Company officials, including Microsoft (NASDAQ: MSFT) CEO Steve Ballmer, have repeatedly said they are “all in” on cloud computing, and just two weeks ago announced they are working to deliver what they call “platform-as-a-service” (PaaS) on the company’s cloud environments.
Monday, Microsoft announced it has signed up six global firms — Dell, Fujitsu, Hitachi, HP, IBM, and NEC — as partnersto deliver “prevalidated configurations” for customers migrating to the cloud, according to company statements.
The overall concept behind PaaS is that customers shouldn’t deal with platform issues — for instance, managing virtualization of applications in the cloud environment.

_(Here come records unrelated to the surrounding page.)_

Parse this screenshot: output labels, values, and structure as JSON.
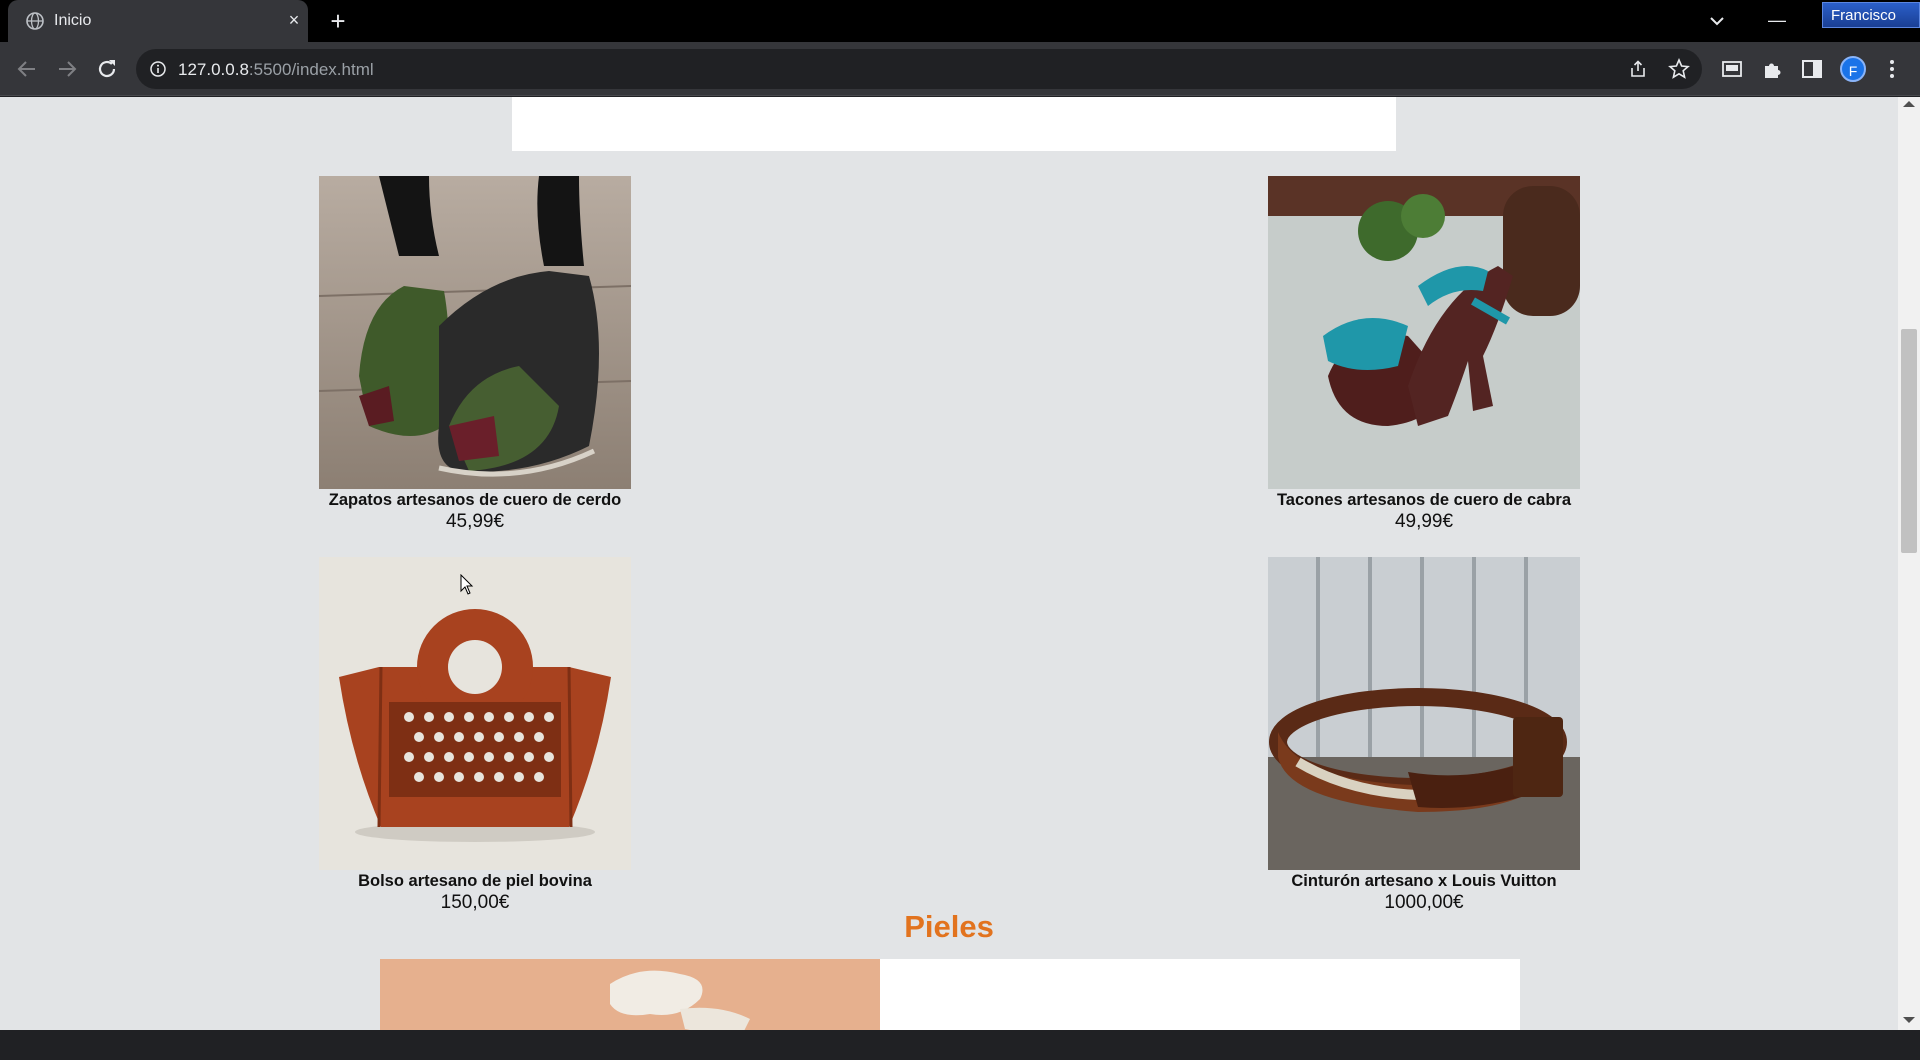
{
  "browser": {
    "tab_title": "Inicio",
    "tab_close_glyph": "×",
    "new_tab_glyph": "+",
    "url_host": "127.0.0.8",
    "url_path": ":5500/index.html",
    "profile_name": "Francisco",
    "avatar_letter": "F",
    "minimize_glyph": "—"
  },
  "top_banner": {},
  "products": [
    {
      "name": "Zapatos artesanos de cuero de cerdo",
      "price": "45,99€"
    },
    {
      "name": "Tacones artesanos de cuero de cabra",
      "price": "49,99€"
    },
    {
      "name": "Bolso artesano de piel bovina",
      "price": "150,00€"
    },
    {
      "name": "Cinturón artesano x Louis Vuitton",
      "price": "1000,00€"
    }
  ],
  "section": {
    "title": "Pieles"
  },
  "colors": {
    "page_background": "#e2e4e6",
    "section_title": "#e2731e",
    "chrome_dark": "#35363a",
    "avatar_blue": "#1a73e8"
  }
}
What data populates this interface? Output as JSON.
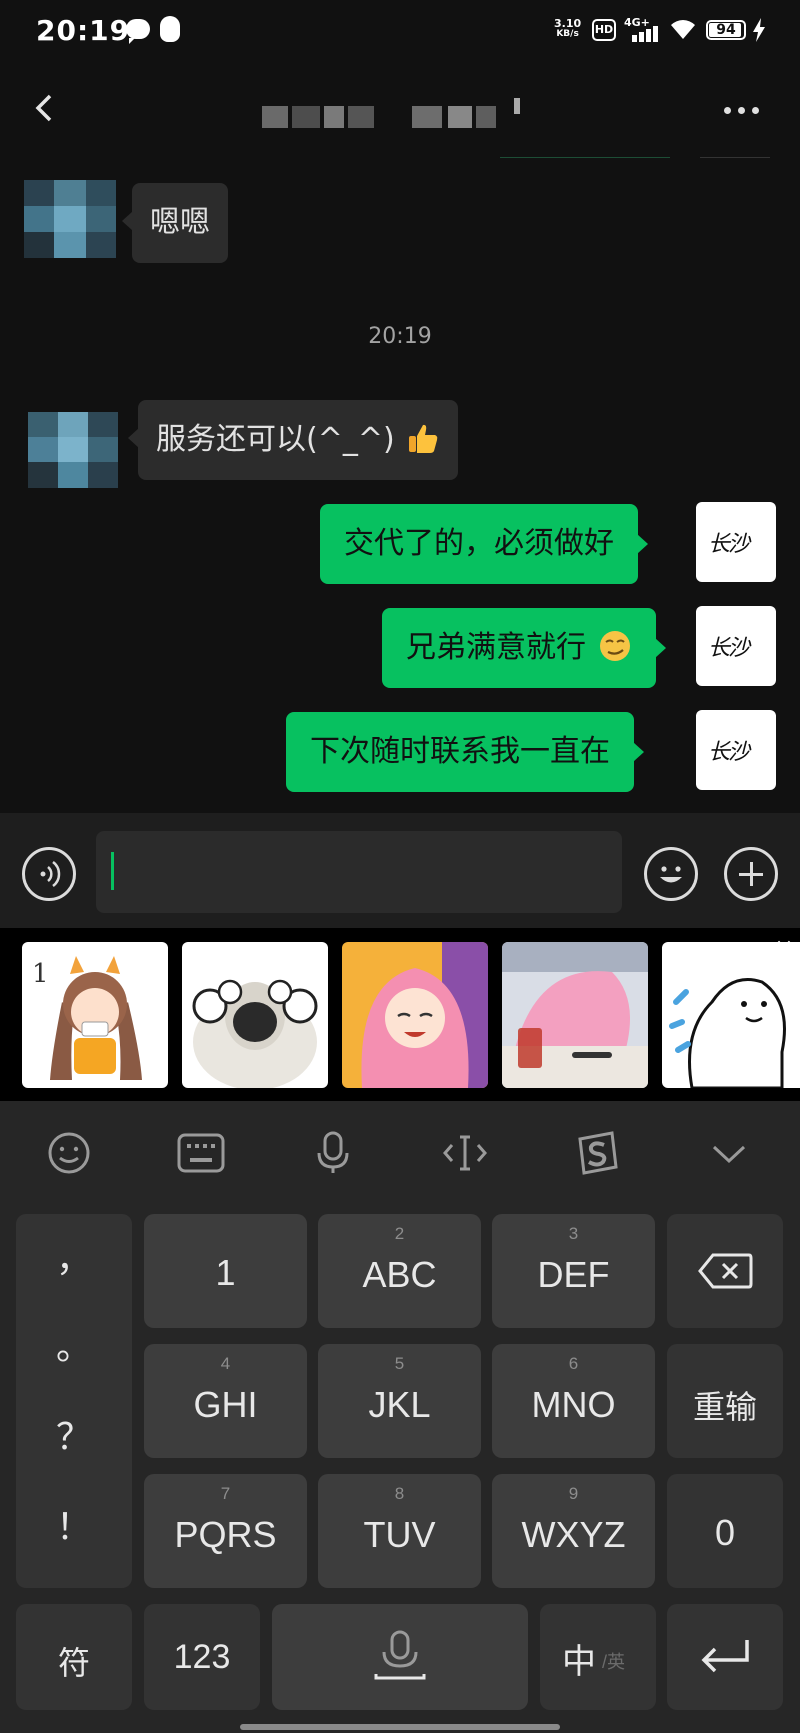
{
  "status_bar": {
    "time": "20:19",
    "net_speed_value": "3.10",
    "net_speed_unit": "KB/s",
    "hd_label": "HD",
    "network_type": "4G+",
    "battery_level": "94"
  },
  "chat": {
    "messages": [
      {
        "side": "in",
        "text": "嗯嗯"
      },
      {
        "side": "in",
        "text": "服务还可以(^_^)"
      },
      {
        "side": "out",
        "text": "交代了的，必须做好"
      },
      {
        "side": "out",
        "text": "兄弟满意就行"
      },
      {
        "side": "out",
        "text": "下次随时联系我一直在"
      }
    ],
    "timestamp": "20:19",
    "my_avatar_text": "长沙"
  },
  "sticker_count": 5,
  "keyboard": {
    "punct_keys": [
      "，",
      "。",
      "？",
      "！"
    ],
    "keys": [
      {
        "num": "",
        "label": "1"
      },
      {
        "num": "2",
        "label": "ABC"
      },
      {
        "num": "3",
        "label": "DEF"
      },
      {
        "num": "4",
        "label": "GHI"
      },
      {
        "num": "5",
        "label": "JKL"
      },
      {
        "num": "6",
        "label": "MNO"
      },
      {
        "num": "7",
        "label": "PQRS"
      },
      {
        "num": "8",
        "label": "TUV"
      },
      {
        "num": "9",
        "label": "WXYZ"
      }
    ],
    "reenter_label": "重输",
    "zero_label": "0",
    "symbol_label": "符",
    "num_label": "123",
    "lang_main": "中",
    "lang_alt": "/英"
  },
  "colors": {
    "accent": "#07c160",
    "background": "#111111",
    "incoming_bubble": "#2c2c2c",
    "keyboard_bg": "#262626",
    "key_bg": "#3d3d3d"
  }
}
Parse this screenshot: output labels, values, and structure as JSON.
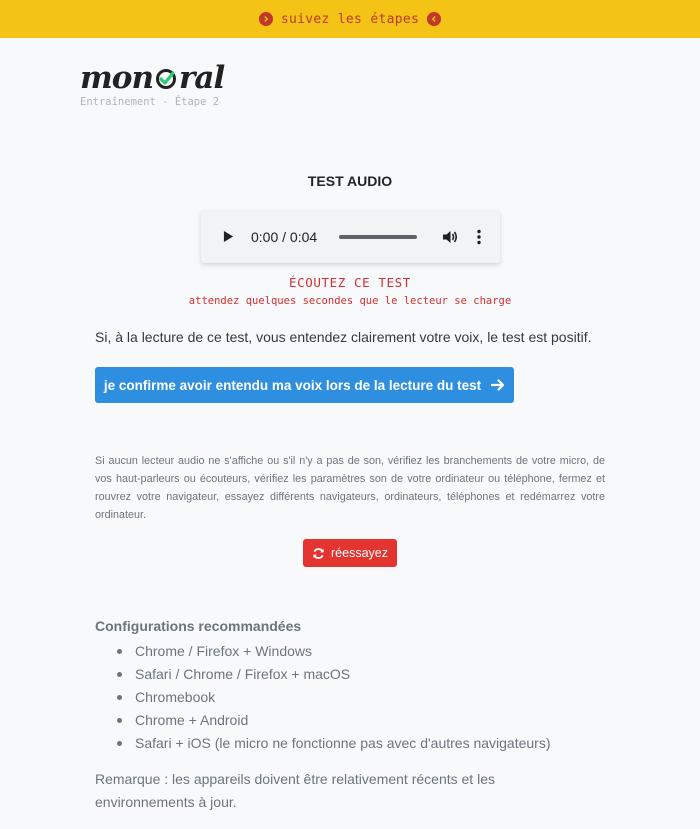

Instead, the cloud should provide those functions automatically.
Now, Microsoft is moving to enable customers to deploy their own private clouds to host secure cloud applications.
“Many of our customers have told us they want the benefits of cloud-computing — fast deployment, increased agility, lower costs — but with tight control over things like physical infrastructure and security policies, ” Brad Anderson, corporate vice president of Microsoft’s Management and Security Division, said in a company statement.
The initiative uses Windows Server 2008 Release 2 (R2) Hyper-V, Microsoft’s virtualization hypervisor, and works with the company’s System Center management suite to provides the tools and underlying infrastructure components needed to construct private clouds — either in-house or hosted by a third party.
Additionally, HP and Microsoft announced HP Cloud Foundation for Hyper-V at the conference. The two companies describe it as “a reference architecture that combines HP BladeSystem Matrix, Microsoft System Center and Windows Server 2008 R2 Hyper-V to provide customers with a proven foundation for running business applications within a private cloud computing environment.”
Microsoft also said that it has signed up more than 70 service providers globally to provide “fully hosted service” running on Microsoft technologies.
For customers who want to host private clouds themselves, Microsoft has also developed “tools and guidance” distilled from Microsoft Consulting Services’ (MCS) experience with cloud deployment. Customers can also contract with MCS and with pre-qualified members of the Microsoft Partner Network.
Microsoft has posted more information regarding Hyper-V Cloud online.